Well, here’s a new one. Doctors are under-prescribing necessary medication to fat people. These medications are supposed to be prescribed based on weight, but some doctors are uncomfortable prescribing the drugs in larger doses. This has become a significant problem with chemotherapy.
Up to 40 percent of obese cancer patients don’t get large enough chemotherapy doses, jeopardizing treatment of individual patients — and the overall public health according to Dr. Jennifer Griggs, a University of Michigan breast cancer specialist. Under-dosing is probably a “significant” contributor to the higher cancer death rates among overweight and obese patients, according to co-author Gary Lyman, a professor of medicine at the Duke Cancer Institute.

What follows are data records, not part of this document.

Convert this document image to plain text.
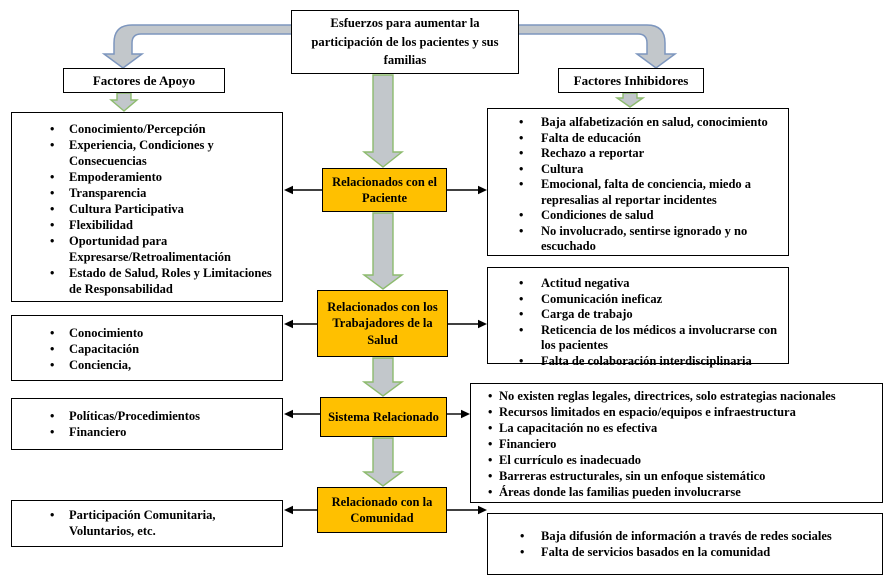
Esfuerzos para aumentar la participación de los pacientes y sus familias
Factores de Apoyo	Factores Inhibidores
Relacionados con el Paciente
Relacionados con los Trabajadores de la Salud
Sistema Relacionado
Relacionado con la Comunidad
• Conocimiento/Percepción
• Experiencia, Condiciones y Consecuencias
• Empoderamiento
• Transparencia
• Cultura Participativa
• Flexibilidad
• Oportunidad para Expresarse/Retroalimentación
• Estado de Salud, Roles y Limitaciones de Responsabilidad
• Conocimiento
• Capacitación
• Conciencia,
• Políticas/Procedimientos
• Financiero
• Participación Comunitaria, Voluntarios, etc.
• Baja alfabetización en salud, conocimiento
• Falta de educación
• Rechazo a reportar
• Cultura
• Emocional, falta de conciencia, miedo a represalias al reportar incidentes
• Condiciones de salud
• No involucrado, sentirse ignorado y no escuchado
• Actitud negativa
• Comunicación ineficaz
• Carga de trabajo
• Reticencia de los médicos a involucrarse con los pacientes
• Falta de colaboración interdisciplinaria
• No existen reglas legales, directrices, solo estrategias nacionales
• Recursos limitados en espacio/equipos e infraestructura
• La capacitación no es efectiva
• Financiero
• El currículo es inadecuado
• Barreras estructurales, sin un enfoque sistemático
• Áreas donde las familias pueden involucrarse
• Baja difusión de información a través de redes sociales
• Falta de servicios basados en la comunidad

The problem arises from doctors using outdated dosage caps from the initial trials for these drugs. Griggs and her co-authors have published new guidelines aimed at making sure even the heaviest cancer patients get the full treatment they need.

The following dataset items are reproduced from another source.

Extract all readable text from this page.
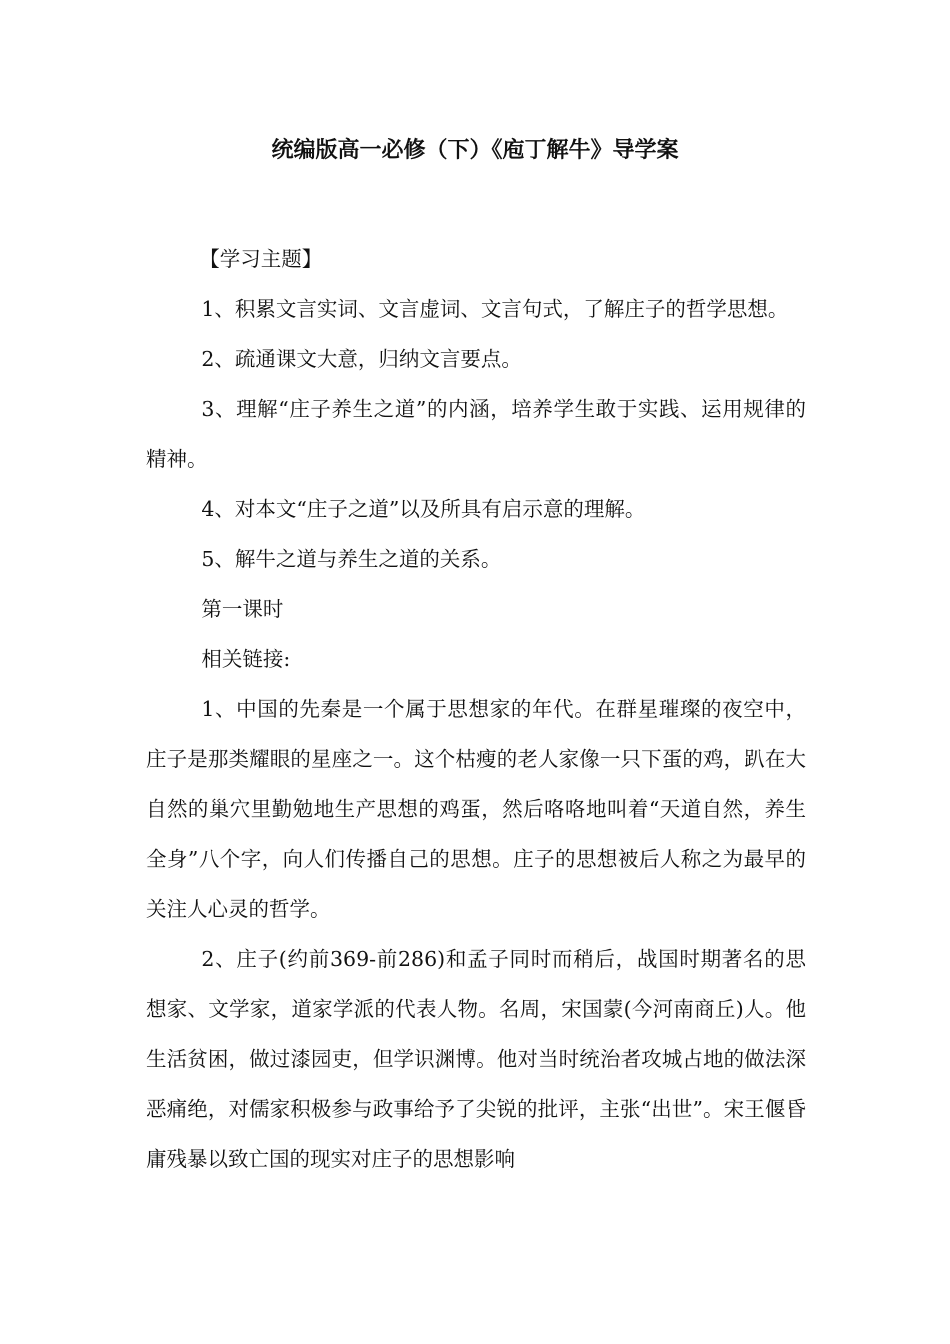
统编版高一必修（下）《庖丁解牛》导学案

【学习主题】

1、积累文言实词、文言虚词、文言句式，了解庄子的哲学思想。

2、疏通课文大意，归纳文言要点。

3、理解“庄子养生之道”的内涵，培养学生敢于实践、运用规律的精神。

4、对本文“庄子之道”以及所具有启示意的理解。

5、解牛之道与养生之道的关系。

第一课时

相关链接:

1、中国的先秦是一个属于思想家的年代。在群星璀璨的夜空中，庄子是那类耀眼的星座之一。这个枯瘦的老人家像一只下蛋的鸡，趴在大自然的巢穴里勤勉地生产思想的鸡蛋，然后咯咯地叫着“天道自然，养生全身”八个字，向人们传播自己的思想。庄子的思想被后人称之为最早的关注人心灵的哲学。

2、庄子(约前369-前286)和孟子同时而稍后，战国时期著名的思想家、文学家，道家学派的代表人物。名周，宋国蒙(今河南商丘)人。他生活贫困，做过漆园吏，但学识渊博。他对当时统治者攻城占地的做法深恶痛绝，对儒家积极参与政事给予了尖锐的批评，主张“出世”。宋王偃昏庸残暴以致亡国的现实对庄子的思想影响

And it’s not just in cancer. Another study found that fat patients are often under dosed with antibiotics.
So even if the fat patient can afford the treatment sometimes the doctor does not prescribe medication in size-appropriate dosage. So treatment lasts longer or fails.
And now my favorite.
The estimates for how much healthcare costs have increased because (wait for it) we have had the nerve not to die (as so often predicted). The audacity! Fat people are told over and over and over how deadly our fat is – and then we don’t die! We live to a ripe old age, when healthcare costs dramatically increase whatever the size of the patient.
Maybe we should stop calling us morbidly (of, relating to, or caused by disease; pathological or diseased) obese to lively obese, or better yet, naturally fat human.